Light passes through several thermal control layers and the constant-pressure vessel wall via a trifurcated optical fiber bundle. It is admitted to the spectrograph proper through the main shutter, which blocks or passes the light from all 3 fibers together.

Light reflected from the AR-coated first surface of the cross-dispersing prism is reflected back into the Exposure Meter. This unit re-images the three spectrograph input fibers onto another trifurcated fiber bundle, which carries the light out of the pressure vessel, where the fiber tips are imaged onto a CCD camera. In this way, the Exposure Meter provides a continuous record of the light intensity emerging from each of the 3 input fibers.

The spectrograph's main CCD detector is a 4K x 4K Fairchild chip with 15µm square pixels.
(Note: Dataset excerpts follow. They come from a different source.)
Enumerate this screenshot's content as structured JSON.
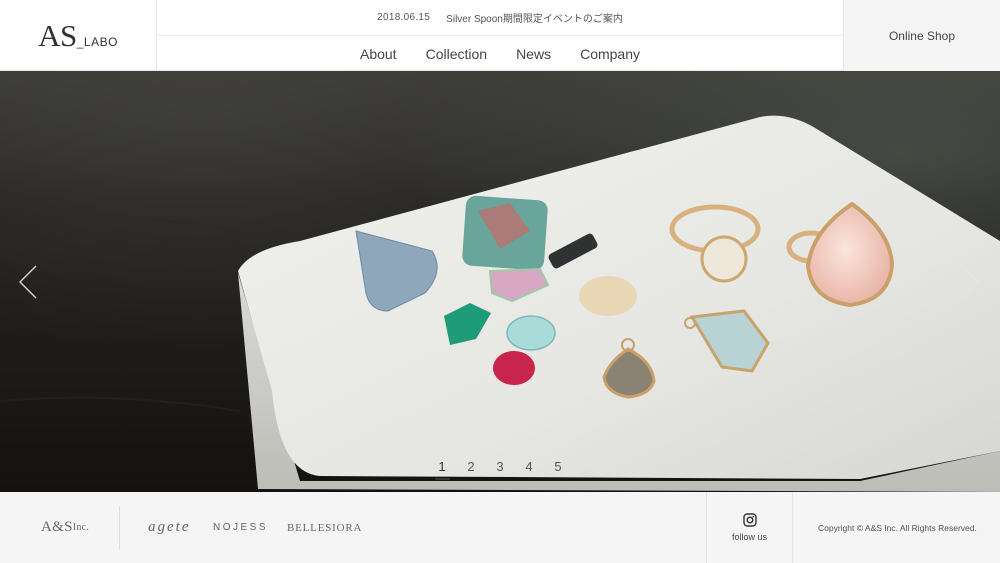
{
  "header": {
    "logo_main": "AS",
    "logo_sub": "_LABO",
    "news_date": "2018.06.15",
    "news_title": "Silver Spoon期間限定イベントのご案内",
    "nav": [
      "About",
      "Collection",
      "News",
      "Company"
    ],
    "online_shop": "Online Shop"
  },
  "hero": {
    "slides": [
      "1",
      "2",
      "3",
      "4",
      "5"
    ],
    "active_slide": 1
  },
  "footer": {
    "brand_as_main": "A&S",
    "brand_as_inc": "Inc.",
    "brand_agete": "agete",
    "brand_nojess": "NOJESS",
    "brand_bellesiora": "BELLESIORA",
    "instagram_icon": "instagram-icon",
    "follow_us": "follow us",
    "copyright": "Copyright © A&S Inc. All Rights Reserved."
  },
  "colors": {
    "text": "#333333",
    "footer_bg": "#f5f5f5",
    "shop_bg": "#f5f5f5"
  }
}
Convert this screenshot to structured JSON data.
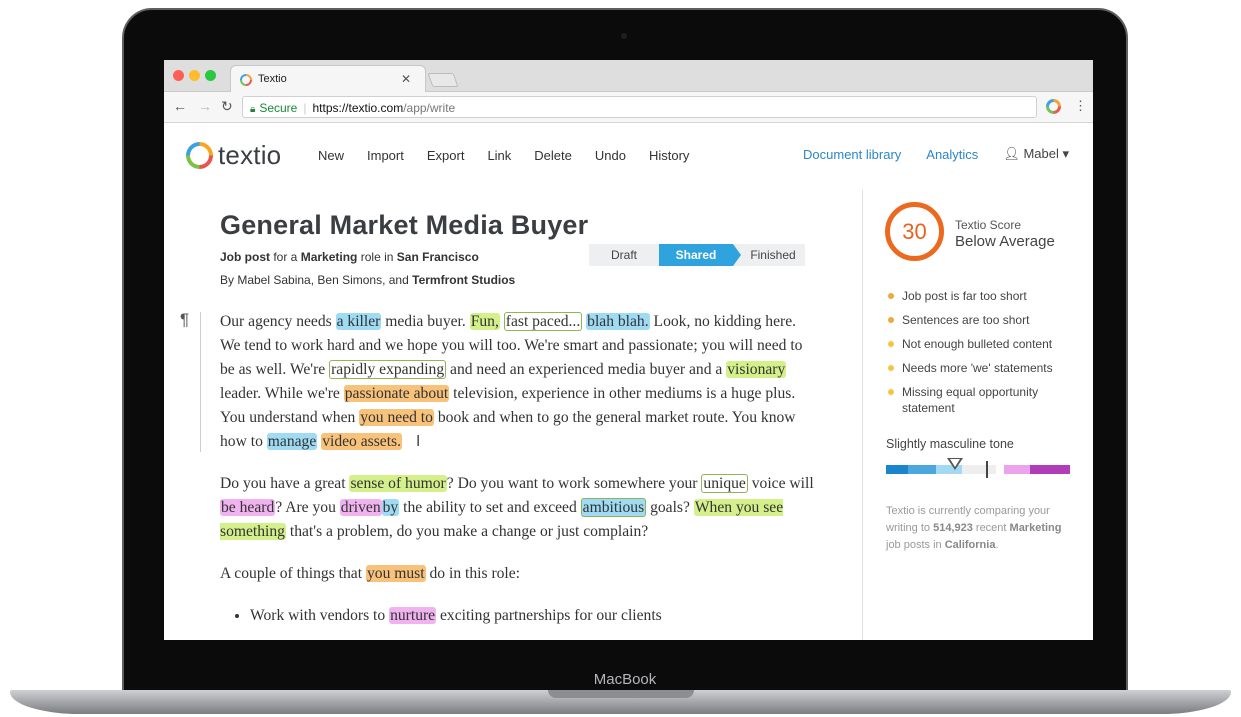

The CCD is cooled to -90C with a cryotiger. Dedicated thermal servos hold the coolant lines and the cryostat housing at the same temperature as the pressure vessel interior.

The main CCD controller, the thermal and pressure control electronics, the cryotiger, and the Calibration System all reside inside the 2nd thermal control layer (the Igloo wall is the 1st), where the temperature is stable to about 0.1 C RMS.

A complete NRES installation therefore involves 2 telescopes, 4 CCD cameras, 3 light sources, and a collection of shutters, drive motors, and temperature-, pressure-, and position-sensors. This complexity is reflected in the reduction pipeline and the resulting data products.